Seriíssimo

Concluí a rápida leitura de As inseparáveis, de Simone de Beauvoir (Ed. Record, 2021), um extrato de reminescências principalmente de sua infância e pré-adolescência em amizade com Zaza, retratada como Andrée. Chama a atenção que são experiências tão comuns à primeira abordagem e que se tornam importantes devido ao que a autora veio a se transformar depois. São extratos já integrados em outras obras, mas que teve uma primeira edição apenas agora como elemento independente. Amores, dúvidas, regras sociais, embates na família, admiração da natureza. Quantos tiveram vivências equivalentes e por não a relatarem ou não chamarem a atenção da sociedade para a própria existência nunca galgaram um lugar nas estantes e arquivos pdf. Por isso, talvez, que eu vá registrando inferições comezinhas do que me acontece ao redor, primeiro em cadernos de capa dura preta e, mais recentemente, em multicoloridos e mais flexíveis. A rigidez da obrigação das anotações foi se moldando com o tempo. Vai que algum dia tudo ou algo torne-se importante! Sem que combinássemos, Paulo Viana, "o" leitor deste blog, fez reflexões sobre o tempo que passa citando outro texto de Simone de Beauvoir, A velhice, (https://blogdopaulosergioviana.blogspot.com/2023/01/o-arauto.html). Linda crônica para ser lida.

No final do livro de pouco mais de 100 páginas que acabei de ler, a autora fala acerca de uma pessoa feiíssima, sim, com esta grafia correta. No ato lembrei-me de quando critiquei o uso de "precaríssima" em um artigo de jornal importante da capital paulista, que publicou o vocábulo sem o i a mais. Discorri sobre isso na coluna "O contexto dos erros", do extinto Jornal Guaypacaré, que foi republicada à página 292 de meu Transformações na Terra das Goiabeiras (2017). A Maria Eunice, secretária do Departamento de Biotecnologia em que trabalhávamos e que comigo dividiu a sala por muito tempo, era também escritora a mancheia e corretora de nossos textos em inglês e português. Com esses predicados, mesmo assim, desconhecia a grafia correta de seriíssimo, precariíssimo e outros que tais e tive de confrontá-la com gramáticas e dicionários para que reconhecesse o fato.

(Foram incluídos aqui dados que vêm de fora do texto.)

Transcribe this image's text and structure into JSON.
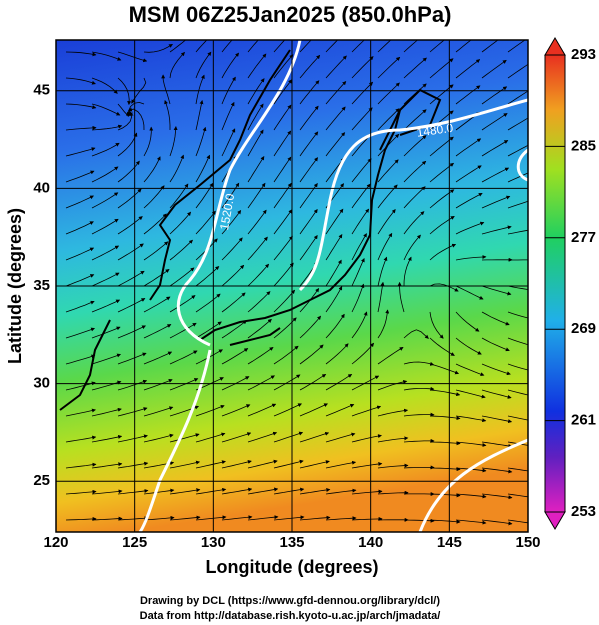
{
  "title": "MSM 06Z25Jan2025 (850.0hPa)",
  "x_label": "Longitude (degrees)",
  "y_label": "Latitude (degrees)",
  "xlim": [
    120,
    150
  ],
  "ylim": [
    22.4,
    47.6
  ],
  "xticks": [
    120,
    125,
    130,
    135,
    140,
    145,
    150
  ],
  "yticks": [
    25,
    30,
    35,
    40,
    45
  ],
  "colorbar": {
    "lim": [
      253,
      293
    ],
    "ticks": [
      253,
      261,
      269,
      277,
      285,
      293
    ]
  },
  "contour_labels": [
    "1520.0",
    "1480.0"
  ],
  "credits": [
    "Drawing by DCL (https://www.gfd-dennou.org/library/dcl/)",
    "Data from http://database.rish.kyoto-u.ac.jp/arch/jmadata/"
  ]
}
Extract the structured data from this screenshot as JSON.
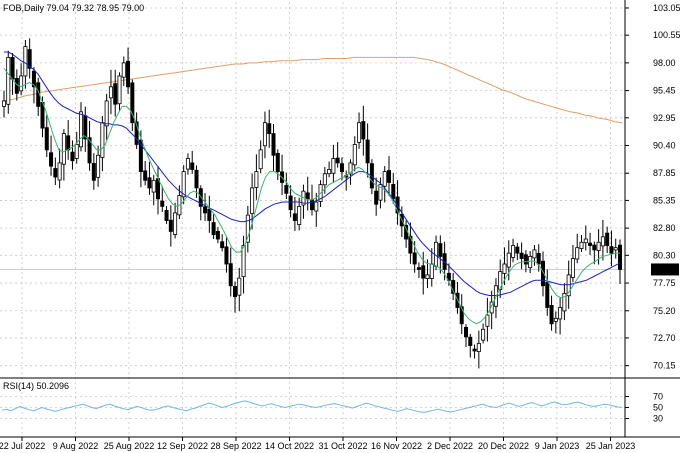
{
  "header": {
    "text": "FOB,Daily  79.04 79.32 78.95 79.00"
  },
  "rsi_header": {
    "text": "RSI(14) 50.2096"
  },
  "price_badge": {
    "value": "79.00"
  },
  "colors": {
    "candle": "#000000",
    "ma_fast": "#3cb371",
    "ma_mid": "#1f1fbf",
    "ma_slow": "#e0a068",
    "rsi": "#6fb7e8",
    "grid": "#c8c8c8",
    "badge_bg": "#000000",
    "badge_fg": "#ffffff"
  },
  "chart_data": [
    {
      "type": "candlestick",
      "instrument": "FOB",
      "timeframe": "Daily",
      "y_ticks": [
        103.05,
        100.55,
        98.0,
        95.45,
        92.95,
        90.4,
        87.85,
        85.35,
        82.8,
        80.3,
        77.75,
        75.2,
        72.7,
        70.15
      ],
      "ylim": [
        69.2,
        103.6
      ],
      "x_tick_labels": [
        "22 Jul 2022",
        "9 Aug 2022",
        "25 Aug 2022",
        "12 Sep 2022",
        "28 Sep 2022",
        "14 Oct 2022",
        "31 Oct 2022",
        "16 Nov 2022",
        "2 Dec 2022",
        "20 Dec 2022",
        "9 Jan 2023",
        "25 Jan 2023"
      ],
      "grid": true,
      "close_trend": [
        94.5,
        98.5,
        96.5,
        95.2,
        96.8,
        99.5,
        97.5,
        95.8,
        94.0,
        92.0,
        90.0,
        88.5,
        87.5,
        88.8,
        91.5,
        90.0,
        89.0,
        90.5,
        93.5,
        91.0,
        88.8,
        87.2,
        89.5,
        92.5,
        94.5,
        95.8,
        94.2,
        96.8,
        98.0,
        95.8,
        92.5,
        90.5,
        88.0,
        87.2,
        86.5,
        87.2,
        85.5,
        84.8,
        83.5,
        82.5,
        84.2,
        85.8,
        88.0,
        89.2,
        88.2,
        86.5,
        84.8,
        84.2,
        83.5,
        82.2,
        81.8,
        81.0,
        79.5,
        77.5,
        76.5,
        78.2,
        81.2,
        84.0,
        86.5,
        88.0,
        90.0,
        92.5,
        91.5,
        89.5,
        88.0,
        87.0,
        86.0,
        84.5,
        83.5,
        84.8,
        86.2,
        85.5,
        84.5,
        85.2,
        86.8,
        87.8,
        88.2,
        89.2,
        88.8,
        88.0,
        87.5,
        88.8,
        90.5,
        92.5,
        91.0,
        88.8,
        86.5,
        85.0,
        86.8,
        88.0,
        87.0,
        85.5,
        84.2,
        83.0,
        81.8,
        80.5,
        79.5,
        79.0,
        78.2,
        78.5,
        79.5,
        81.5,
        80.2,
        79.0,
        78.0,
        76.8,
        75.5,
        74.0,
        72.8,
        72.0,
        71.5,
        72.2,
        73.5,
        74.8,
        76.0,
        77.5,
        78.8,
        79.5,
        80.5,
        81.2,
        80.5,
        80.0,
        79.5,
        80.2,
        80.8,
        79.5,
        77.5,
        75.5,
        74.0,
        74.5,
        75.5,
        76.8,
        78.5,
        80.0,
        81.0,
        81.5,
        81.8,
        81.2,
        80.8,
        81.5,
        82.0,
        81.2,
        80.5,
        81.0,
        79.0
      ],
      "ma_fast_trend": [
        97.5,
        97.0,
        96.5,
        96.0,
        95.8,
        96.0,
        96.2,
        96.0,
        95.5,
        94.5,
        93.5,
        92.2,
        91.0,
        90.0,
        89.8,
        90.0,
        90.2,
        90.5,
        91.0,
        91.3,
        91.0,
        90.5,
        90.0,
        90.0,
        90.5,
        91.5,
        92.5,
        93.3,
        94.0,
        94.0,
        93.6,
        92.8,
        91.6,
        90.5,
        89.5,
        88.6,
        87.8,
        87.0,
        86.2,
        85.5,
        85.0,
        84.8,
        85.0,
        85.5,
        86.0,
        86.2,
        86.0,
        85.5,
        85.0,
        84.5,
        84.0,
        83.3,
        82.6,
        81.8,
        81.0,
        80.6,
        80.6,
        81.2,
        82.2,
        83.5,
        85.0,
        86.5,
        87.5,
        88.0,
        88.0,
        87.8,
        87.4,
        87.0,
        86.4,
        86.0,
        85.8,
        85.6,
        85.4,
        85.4,
        85.6,
        86.0,
        86.4,
        86.8,
        87.0,
        87.2,
        87.4,
        87.6,
        87.9,
        88.2,
        88.4,
        88.2,
        87.8,
        87.2,
        86.8,
        86.6,
        86.4,
        86.0,
        85.4,
        84.6,
        83.8,
        83.0,
        82.2,
        81.4,
        80.6,
        80.0,
        79.6,
        79.5,
        79.4,
        79.2,
        78.8,
        78.2,
        77.4,
        76.6,
        75.8,
        75.0,
        74.5,
        74.2,
        74.0,
        74.2,
        74.6,
        75.2,
        76.0,
        76.8,
        77.6,
        78.3,
        78.9,
        79.4,
        79.6,
        79.7,
        79.7,
        79.8,
        79.7,
        79.3,
        78.6,
        77.8,
        77.1,
        76.6,
        76.4,
        76.5,
        77.0,
        77.6,
        78.2,
        78.8,
        79.2,
        79.5,
        79.7,
        80.0,
        80.2,
        80.3,
        80.4,
        80.5,
        80.5
      ],
      "ma_mid_trend": [
        99.0,
        99.0,
        98.8,
        98.5,
        98.2,
        98.0,
        97.7,
        97.4,
        97.0,
        96.4,
        95.8,
        95.2,
        94.7,
        94.3,
        94.0,
        93.8,
        93.6,
        93.4,
        93.3,
        93.2,
        93.0,
        92.8,
        92.6,
        92.5,
        92.4,
        92.4,
        92.3,
        92.3,
        92.2,
        92.0,
        91.6,
        91.2,
        90.7,
        90.2,
        89.7,
        89.2,
        88.7,
        88.2,
        87.7,
        87.2,
        86.8,
        86.4,
        86.1,
        85.8,
        85.6,
        85.4,
        85.2,
        85.0,
        84.8,
        84.6,
        84.4,
        84.2,
        84.0,
        83.8,
        83.6,
        83.5,
        83.4,
        83.4,
        83.5,
        83.7,
        84.0,
        84.3,
        84.6,
        84.8,
        85.0,
        85.1,
        85.2,
        85.2,
        85.2,
        85.2,
        85.2,
        85.1,
        85.1,
        85.2,
        85.3,
        85.5,
        85.7,
        86.0,
        86.3,
        86.6,
        86.9,
        87.2,
        87.5,
        87.8,
        88.0,
        88.0,
        87.9,
        87.6,
        87.3,
        87.0,
        86.6,
        86.1,
        85.6,
        85.0,
        84.4,
        83.8,
        83.2,
        82.6,
        82.0,
        81.5,
        81.1,
        80.7,
        80.4,
        80.1,
        79.8,
        79.5,
        79.1,
        78.7,
        78.3,
        77.9,
        77.6,
        77.3,
        77.0,
        76.8,
        76.7,
        76.6,
        76.6,
        76.6,
        76.7,
        76.8,
        76.9,
        77.1,
        77.3,
        77.5,
        77.7,
        77.9,
        78.0,
        78.0,
        78.0,
        77.9,
        77.8,
        77.7,
        77.6,
        77.6,
        77.6,
        77.7,
        77.8,
        77.9,
        78.0,
        78.2,
        78.4,
        78.6,
        78.8,
        79.0,
        79.2,
        79.4,
        79.6
      ],
      "ma_slow_trend": [
        94.5,
        94.6,
        94.8,
        95.0,
        95.1,
        95.3,
        95.4,
        95.5,
        95.6,
        95.7,
        95.8,
        95.9,
        96.0,
        96.1,
        96.2,
        96.3,
        96.4,
        96.5,
        96.6,
        96.7,
        96.8,
        96.9,
        97.0,
        97.1,
        97.2,
        97.3,
        97.4,
        97.5,
        97.6,
        97.7,
        97.8,
        97.9,
        97.9,
        98.0,
        98.0,
        98.1,
        98.1,
        98.2,
        98.2,
        98.2,
        98.3,
        98.3,
        98.3,
        98.4,
        98.4,
        98.4,
        98.4,
        98.5,
        98.5,
        98.5,
        98.5,
        98.5,
        98.5,
        98.5,
        98.5,
        98.5,
        98.4,
        98.3,
        98.1,
        97.9,
        97.6,
        97.3,
        97.0,
        96.7,
        96.4,
        96.1,
        95.8,
        95.5,
        95.3,
        95.0,
        94.7,
        94.5,
        94.3,
        94.1,
        93.9,
        93.7,
        93.5,
        93.4,
        93.2,
        93.1,
        92.9,
        92.8,
        92.6,
        92.5
      ],
      "rsi": {
        "label": "RSI(14)",
        "value": 50.2096,
        "levels": [
          70,
          50,
          30
        ],
        "ylim": [
          0,
          100
        ],
        "trend": [
          45,
          47,
          44,
          48,
          52,
          49,
          46,
          44,
          47,
          50,
          47,
          45,
          43,
          46,
          48,
          50,
          52,
          54,
          56,
          53,
          50,
          48,
          51,
          54,
          56,
          53,
          50,
          48,
          46,
          49,
          52,
          50,
          47,
          45,
          46,
          48,
          51,
          53,
          50,
          48,
          46,
          44,
          47,
          49,
          52,
          55,
          58,
          56,
          53,
          50,
          52,
          55,
          58,
          60,
          62,
          60,
          57,
          55,
          53,
          55,
          57,
          54,
          52,
          50,
          52,
          54,
          56,
          55,
          53,
          51,
          50,
          52,
          54,
          56,
          57,
          55,
          53,
          51,
          49,
          52,
          55,
          58,
          56,
          53,
          51,
          49,
          47,
          45,
          43,
          45,
          48,
          46,
          44,
          42,
          41,
          43,
          45,
          47,
          45,
          43,
          42,
          44,
          46,
          48,
          50,
          52,
          54,
          56,
          53,
          51,
          50,
          53,
          56,
          58,
          55,
          52,
          54,
          57,
          59,
          56,
          53,
          55,
          58,
          60,
          57,
          55,
          56,
          58,
          60,
          58,
          55,
          53,
          52,
          54,
          56,
          55,
          53,
          51,
          50
        ]
      }
    }
  ]
}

Certo é que o moderno Houaiss já admite usar seríssimo devido ao costume, como sói acontecer com o desenvolvimento da língua. Feiíssimo pode aparentar ser mais feio do que realmente é.

Seriíssimas ou seríssimas continuam as questões sociais e políticas do país. Há muito crime para ser punido (https://www.brasil247.com/blog/crime-e-castigo-yiua6xqb) e a tragédia Yanomami é o mais recente revelado. As imagens são impactantes e, dada a constância e objetivo do descaso, é mais provável que se trata de genocídio. Juristas assim concordam, mas também apontar ser difícil um processo ou punição baseados nesse argumento. Transcrevo uma impressão que enviei ao Estadão que não foi lá publicada, uma daquelas missivas preteridas, com a ressalva de que os números apresentados são estimativas colhidas de sítios da internet: O cuidado com os povos originários sempre foi insuficiente, mas atingimos um patamar semelhante ao genocído. Nem nos Estados Unidos, com suas políticas de deslocamento de indígenas, guerras civis e atuação da cavalaria enaltecida pelo ex-despresidente, a dizimação dessa população ao longo de cinco séculos foi tão grande quanto aqui. Na chegada dos europeus havia cerca de 6 milhões de nativos lá e aqui; hoje o Brasil computa menos de 1 milhão e os EUA, quase 4 milhões.

Comentários

  1. Cuidar da língua e aprecia-la é tão importante quanto o conteúdo da escritura. Portanto, parabéns pelas considerações superlativas. De minha parte, vou percorrendo a densa “Velhice” da Beauvoir. Quanto ao nosso genocidio pátrio, não custa lembrar a nossa responsabilidade de cidadãos: somos nós que elegemos aqueles que andam fazendo a politica relativa aos povos originários. Cada um de nós tem uma parte nisso.